Quando sei tornato la prima volta nel tuo paese, dopo quindici mesi dalla partenza, sei sceso dal treno con il sorriso di chi è uscito dall’ospedale dopo una lunga degenza. Ti sei reso conto che nulla era cambiato e ancora non sapevi se fosse un bene o un male. Era agosto, da qualche parte avevano tagliato l’erba, c’era più gente, ci sarebbe stato anche qualche spettacolo in piazza. I fossi lungo le strade, però, erano dove li ricordavi tu e persino certi sacchi della spazzatura. Pure certe lamentele erano fatte delle stesse parole che avevi sentito prima di partire; c’erano addirittura delle questioni irrisolte di cui tuo padre e tua madre si lagnavano da quando eri bambino.
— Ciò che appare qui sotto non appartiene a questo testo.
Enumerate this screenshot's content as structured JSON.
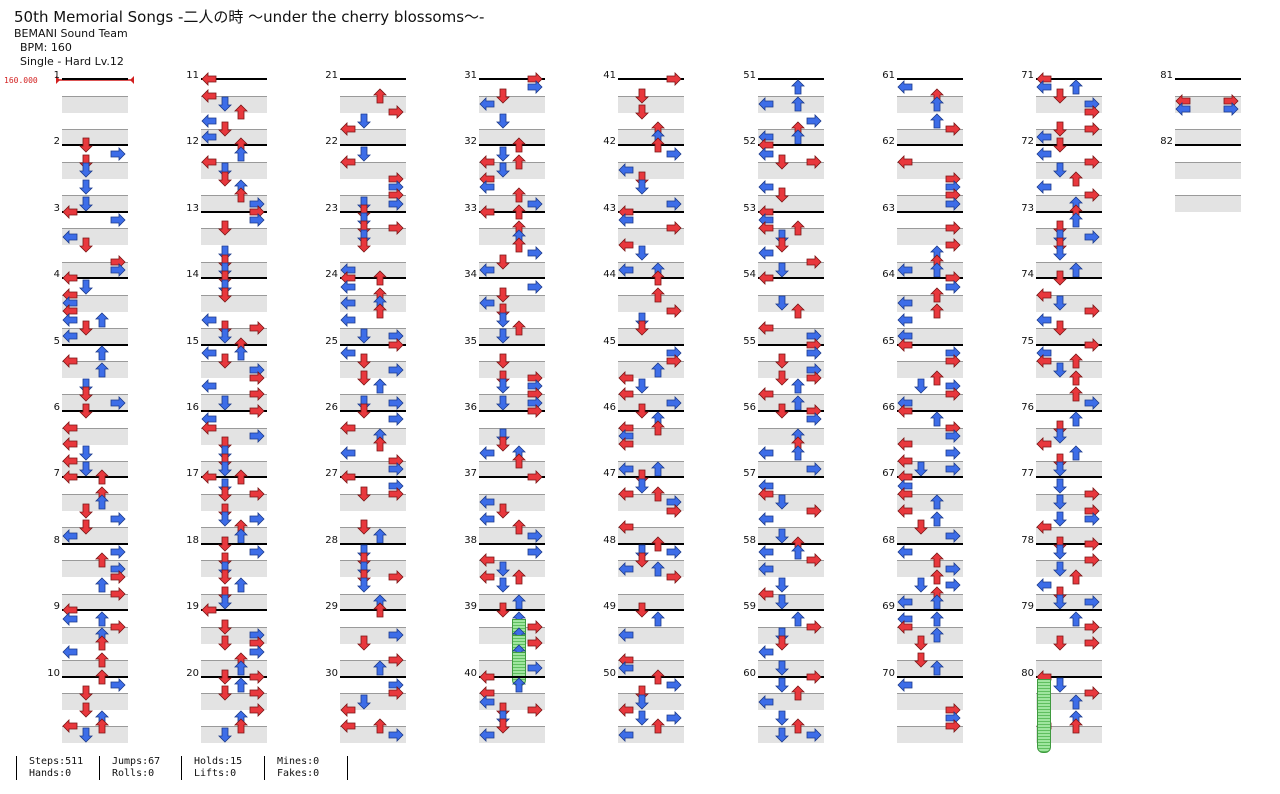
{
  "song": {
    "title": "50th Memorial Songs -二人の時 ～under the cherry blossoms～-",
    "artist": "BEMANI Sound Team",
    "bpm_text": "BPM: 160",
    "chart_text": "Single - Hard  Lv.12"
  },
  "bpm_marker": {
    "value": "160.000"
  },
  "colors": {
    "red": "#e8383d",
    "blue": "#3d6de8",
    "yellow": "#f2d93a",
    "green": "#7fd47f",
    "band": "#e3e3e3"
  },
  "measures": [
    "1",
    "2",
    "3",
    "4",
    "5",
    "6",
    "7",
    "8",
    "9",
    "10",
    "11",
    "12",
    "13",
    "14",
    "15",
    "16",
    "17",
    "18",
    "19",
    "20",
    "21",
    "22",
    "23",
    "24",
    "25",
    "26",
    "27",
    "28",
    "29",
    "30",
    "31",
    "32",
    "33",
    "34",
    "35",
    "36",
    "37",
    "38",
    "39",
    "40",
    "41",
    "42",
    "43",
    "44",
    "45",
    "46",
    "47",
    "48",
    "49",
    "50",
    "51",
    "52",
    "53",
    "54",
    "55",
    "56",
    "57",
    "58",
    "59",
    "60",
    "61",
    "62",
    "63",
    "64",
    "65",
    "66",
    "67",
    "68",
    "69",
    "70",
    "71",
    "72",
    "73",
    "74",
    "75",
    "76",
    "77",
    "78",
    "79",
    "80",
    "81",
    "82"
  ],
  "stats": [
    {
      "a": "Steps:511",
      "b": "Hands:0"
    },
    {
      "a": "Jumps:67",
      "b": "Rolls:0"
    },
    {
      "a": "Holds:15",
      "b": "Lifts:0"
    },
    {
      "a": "Mines:0",
      "b": "Fakes:0"
    }
  ]
}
Arrivato nel tuo paese, nel nido in cui potevi sentirti cafone, ti sei reso conto che uguali a loro stessi erano rimasti solo gli altri, tu ormai eri fuori luogo, imitavi ma non eri più, ché ormai avevi Milano in testa e sulla lingua, persino in certe tue espressioni. Tua madre te lo faceva notare e tu provavi vergogna. Era finito tutto senza che te ne accorgessi, come se una forza inconscia ti guidasse affinché non tornassi come eri, ché altrimenti saresti rimasto lì per sempre, nel tuo nido, cioè la tua tomba. E infatti, quando giunse l’ultima settimana di ferie non vedevi l’ora di partire. Tua madre, tuo padre, le tue sorelle, i tuoi nipoti, i cugini e i vicini ti davano fastidio con i loro discorsi. Tuo padre ti sfotteva: “Milanese, almeno quando muoio mi vieni a trovare?”, ché lui aveva capito tutto: un figlio si cresce e poi si deve perdere, altrimenti ti ruba le donne e la roba.
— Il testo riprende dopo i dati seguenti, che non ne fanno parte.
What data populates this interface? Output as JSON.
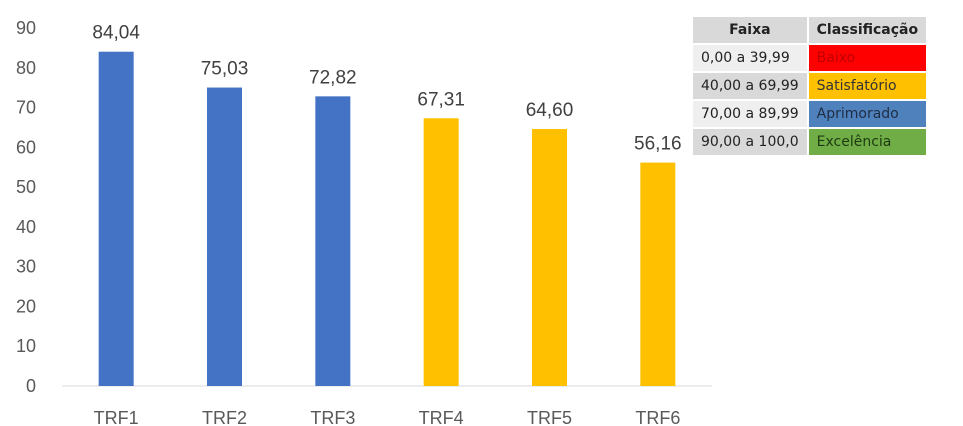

E tu sei partito. Hai pianto a Milano quando ti è mancato il paese in qualche sera in cui la città ti ha tradito, quando qualche puttana ti è costata troppo, quando qualche amore è servito giusto per riempire la casa per un paio di mesi, quando ti sei reso conto che il tuo destino era legato al premio di produzione. Poi però il dolore è passato, come se il paese fosse stato il sogno di uno smemorato.

Oggi sei un uomo in giacca e cravatta.